In May of 1992 Kenneth McDuff was taken into custody and brought to McLennan County, TX, ending a months-long manhunt for the serial killer.
"He was soulless. People say, 'Oh everyone has a soul.' Not this guy," says McLennan County Sheriff Parnell McNamara.
He was a U.S. Marshal during the search for McDuff and played a key role in his arrest.
"Kenneth McDuff in my opinion, and everyone else's, was the worst of the worse. He was the most evil killing machine that I ever encountered."
McDuff's killing spree started at an early age. He was convicted in 1966 of killing three teenagers near Fort Worth. He was almost put to death twice before his sentence was commuted to life.
Then, due to prison overcrowding, he was released in 1989. That's when young women began disappearing from all over Central Texas, including a woman named Colleen Reed from Austin. Eventually investigators linked one of those disappearances to McDuff after his car was found abandoned near the Waco convenience store where a missing girl worked.
A team of U.S. Marshals from all over the country was assembled in McLennan County to search for McDuff.
"You're racing against time," McNamara said. "You know this guy is out there wanting to kill. You just hope you can get there before he kills again."
McDuff was featured on American's Most Wanted and within a couple days, a tip came in that he was in Kansas City. McNamara and a team of U.S. Marshals flew there to arrest him and bring him back to Waco.
"The feeling we all had was such relief because we were frantically trying to catch him and stop him from killing because we knew that as we were pursuing him, this guy was killing people all along," McNamara said.
Investigators believe McDuff likely killed between 15 and 20 people. How someone can become a serial killer is something researchers are still working to determine.
Forensic psychologist Dr. Alissa Sherry says a killer's past can provide some answers.
"(Factors like) severe childhood abuse, physical sexual, emotional abuses, severe neglect," Sherry said. "Things like patterns of being humiliated, humiliated by their parents, humiliated by peers in school."
When investigators have a serial killer case on their hands, Dr.
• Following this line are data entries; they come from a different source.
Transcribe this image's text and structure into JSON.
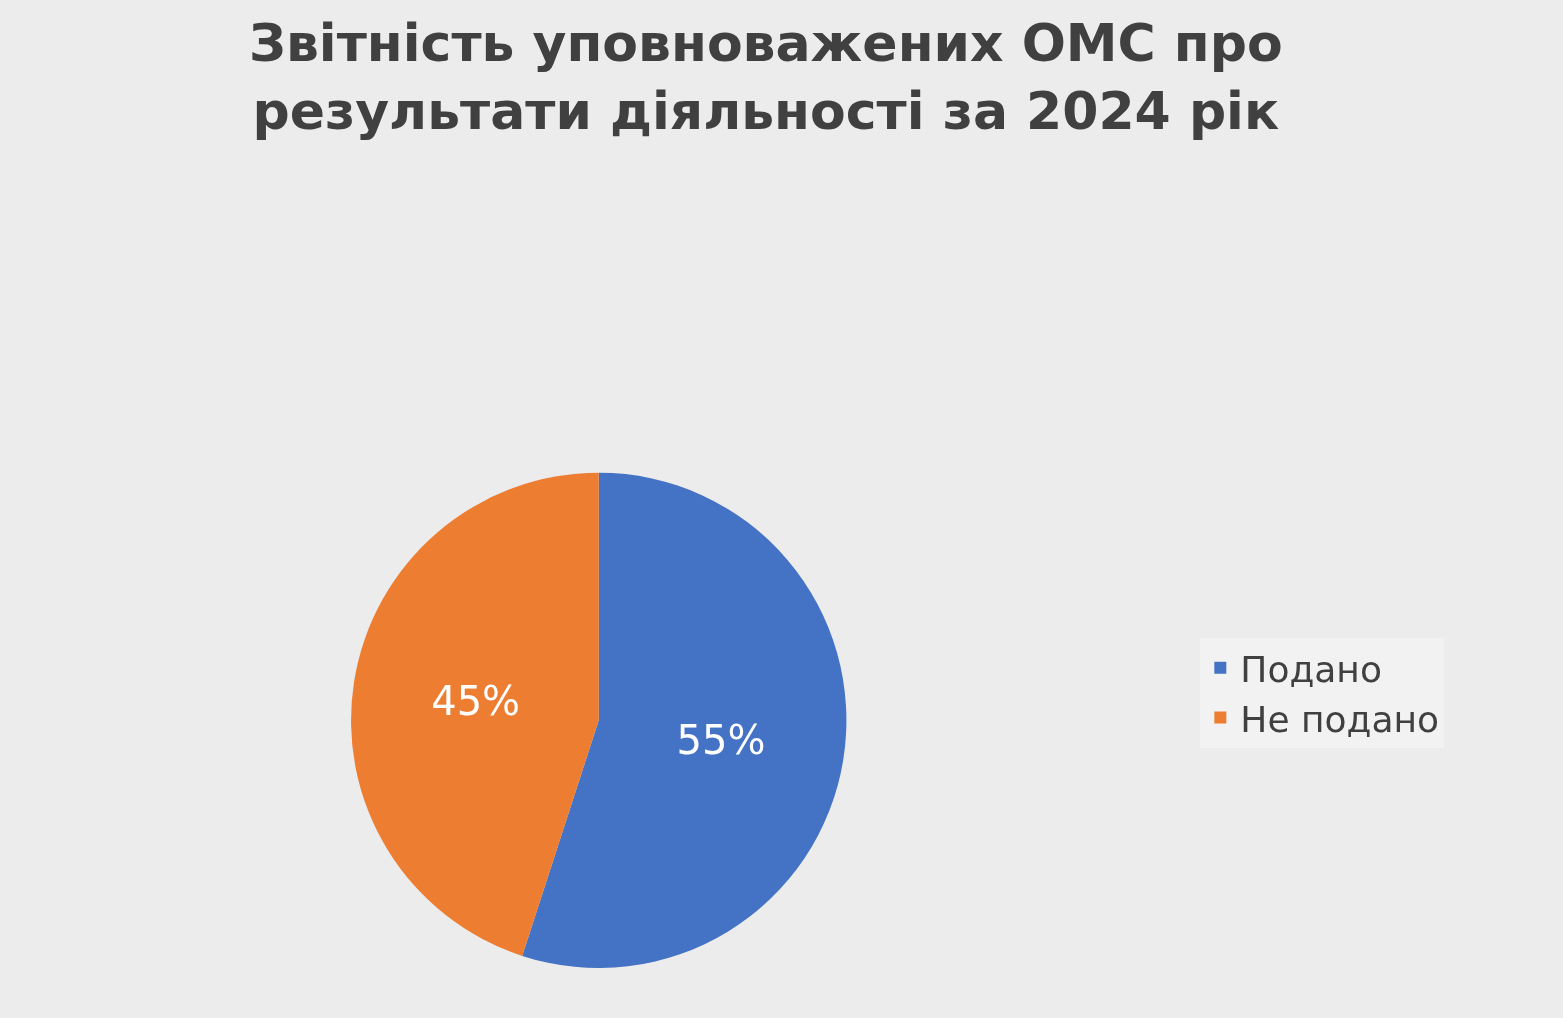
{
  "chart_data": {
    "type": "pie",
    "title": "Звітність уповноважених ОМС про результати діяльності за 2024 рік",
    "categories": [
      "Подано",
      "Не подано"
    ],
    "values": [
      55,
      45
    ],
    "colors": [
      "#4472c4",
      "#ed7d31"
    ],
    "value_labels": [
      "55%",
      "45%"
    ],
    "legend": "right"
  }
}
Sherry says they're dealing with a psychopath.
"A psychopath is someone who typically lacks empathy, engages in behavior for their own personal gain and reward, has a difficult time connecting with people emotionally."
That's exactly the kind of person McDuff was, according to McNamara, right up until the day he was executed in 1998.
"He never apologized, never apologized to the families for what he did," McNamara said. "Cold blooded to the end."